A few months ago, a deploy script I wrote hammered a third-party API with 500 requests in 10 seconds. The API returned 429 Too Many Requests on every request after the first 100, and the script’s error handling was catch(e) { retry() } — which made things exponentially worse. Within 30 seconds, the script had been IP-banned for 24 hours right before a critical deployment window.
Rate limiting is the API world’s traffic management system. Whether you’re building an API or consuming one, understanding how it works saves you from outages, bans, and very stressful on-call incidents.
What Rate Limiting Actually Does
Rate limiting restricts how many API requests a client can make within a time window.

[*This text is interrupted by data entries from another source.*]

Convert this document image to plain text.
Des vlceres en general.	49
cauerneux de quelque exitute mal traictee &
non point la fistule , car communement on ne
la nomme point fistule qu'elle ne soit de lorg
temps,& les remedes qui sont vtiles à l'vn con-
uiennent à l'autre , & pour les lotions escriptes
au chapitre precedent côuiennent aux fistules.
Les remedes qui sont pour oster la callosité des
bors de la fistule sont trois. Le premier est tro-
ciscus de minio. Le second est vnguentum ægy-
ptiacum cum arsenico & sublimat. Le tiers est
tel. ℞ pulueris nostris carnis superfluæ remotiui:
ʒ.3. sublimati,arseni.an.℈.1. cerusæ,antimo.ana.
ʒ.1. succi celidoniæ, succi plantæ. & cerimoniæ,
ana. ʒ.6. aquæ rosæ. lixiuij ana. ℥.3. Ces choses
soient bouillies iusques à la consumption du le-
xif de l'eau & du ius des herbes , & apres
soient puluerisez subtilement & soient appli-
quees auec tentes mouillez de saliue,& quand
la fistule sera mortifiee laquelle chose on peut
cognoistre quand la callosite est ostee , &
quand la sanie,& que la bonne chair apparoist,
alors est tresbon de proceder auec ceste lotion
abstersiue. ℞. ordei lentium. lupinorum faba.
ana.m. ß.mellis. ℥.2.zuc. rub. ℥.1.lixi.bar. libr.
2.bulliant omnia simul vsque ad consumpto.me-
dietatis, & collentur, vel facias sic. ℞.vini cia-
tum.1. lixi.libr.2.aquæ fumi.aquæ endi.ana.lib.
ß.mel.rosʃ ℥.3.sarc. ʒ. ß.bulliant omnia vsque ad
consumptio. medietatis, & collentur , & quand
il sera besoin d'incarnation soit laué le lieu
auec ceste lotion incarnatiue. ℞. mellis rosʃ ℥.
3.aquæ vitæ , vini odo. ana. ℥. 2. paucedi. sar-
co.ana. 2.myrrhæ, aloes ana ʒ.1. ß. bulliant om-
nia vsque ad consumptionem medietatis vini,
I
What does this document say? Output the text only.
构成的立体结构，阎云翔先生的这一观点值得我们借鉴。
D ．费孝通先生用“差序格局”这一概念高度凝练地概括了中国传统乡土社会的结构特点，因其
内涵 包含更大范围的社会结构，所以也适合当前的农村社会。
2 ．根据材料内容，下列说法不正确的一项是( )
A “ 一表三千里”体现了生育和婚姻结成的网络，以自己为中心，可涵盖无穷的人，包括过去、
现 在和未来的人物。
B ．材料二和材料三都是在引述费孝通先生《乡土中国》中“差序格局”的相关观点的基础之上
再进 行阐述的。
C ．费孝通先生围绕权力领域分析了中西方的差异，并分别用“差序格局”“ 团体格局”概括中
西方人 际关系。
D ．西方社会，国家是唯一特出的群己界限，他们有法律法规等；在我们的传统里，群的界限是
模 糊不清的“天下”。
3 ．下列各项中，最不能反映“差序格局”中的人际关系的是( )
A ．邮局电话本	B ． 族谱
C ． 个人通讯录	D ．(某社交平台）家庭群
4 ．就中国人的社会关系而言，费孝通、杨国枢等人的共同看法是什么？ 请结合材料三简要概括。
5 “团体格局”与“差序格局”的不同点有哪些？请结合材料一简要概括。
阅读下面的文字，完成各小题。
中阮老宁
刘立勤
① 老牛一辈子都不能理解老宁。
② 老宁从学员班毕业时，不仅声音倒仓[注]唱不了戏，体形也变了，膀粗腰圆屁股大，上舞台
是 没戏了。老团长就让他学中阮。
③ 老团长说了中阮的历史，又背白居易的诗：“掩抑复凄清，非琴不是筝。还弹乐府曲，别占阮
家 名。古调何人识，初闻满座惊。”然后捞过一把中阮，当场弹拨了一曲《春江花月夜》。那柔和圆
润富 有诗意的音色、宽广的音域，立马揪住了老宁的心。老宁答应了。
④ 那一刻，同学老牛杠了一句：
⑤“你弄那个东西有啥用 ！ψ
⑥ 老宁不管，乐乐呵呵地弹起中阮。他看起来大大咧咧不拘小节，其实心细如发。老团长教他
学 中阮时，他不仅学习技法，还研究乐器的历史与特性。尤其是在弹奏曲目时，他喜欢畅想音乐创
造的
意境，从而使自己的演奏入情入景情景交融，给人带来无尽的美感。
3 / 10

If you exceed the limit, the server responds with HTTP 429 Too Many Requests instead of processing your request.
From the server side, rate limiting serves three purposes:
- Prevents abuse — stops malicious scripts from overwhelming the API
- Ensures fair usage — one heavy user shouldn’t degrade performance for everyone else
- Controls infrastructure costs — every API call costs compute, memory, and bandwidth
The Common Rate Limit Algorithms
Token Bucket
The token bucket is the most widely used algorithm because it allows controlled bursts while enforcing an average rate.
Imagine a bucket that holds 100 tokens. Each API request takes one token. Tokens are added back at a steady rate (say, 10 per second). When the bucket is empty, requests are rejected until more tokens accumulate.
Bucket capacity: 100 tokens
Refill rate: 10 tokens/second
→ You can burst 100 requests instantly
→ After that, sustain 10 requests/second
→ If idle for 10 seconds, bucket refills to 100
class TokenBucket {
constructor(capacity, refillRate) {
this.capacity = capacity;
this.tokens = capacity;
this.refillRate = refillRate; // tokens per millisecond
this.lastRefill = Date.now();
}
consume() {
this.refill();
if (this.tokens >= 1) {
this.tokens -= 1;
return true; // Request allowed
}
return false; // Rate limited
}
refill() {
const now = Date.now();
const elapsed = now - this.lastRefill;
this.tokens = Math.min(
this.capacity,
this.tokens + elapsed * this.refillRate
);
this.lastRefill = now;
}
}
Sliding Window
The sliding window algorithm counts requests within a rolling time window. Unlike fixed windows (which can allow 2x the limit at window boundaries), sliding windows provide consistent enforcement.
Window: 60 seconds
Limit: 100 requests
At any point in time, the server counts requests
from the last 60 seconds. If count >= 100, reject.
Most production APIs use a weighted sliding window (combining the current and previous window counts) for efficiency — it avoids storing every individual request timestamp.
Fixed Window
The simplest algorithm: reset the counter every N seconds.
Window: 60 seconds
Limit: 100 requests
Request at 59s: allowed (99/100 used)
Request at 61s: allowed (1/100 — new window)
The catch: a burst of 100 requests at second 59 followed by 100 at second 61 means 200 requests in 2 seconds, even though the “limit” is 100 per minute. This boundary problem is why most serious APIs use sliding windows instead.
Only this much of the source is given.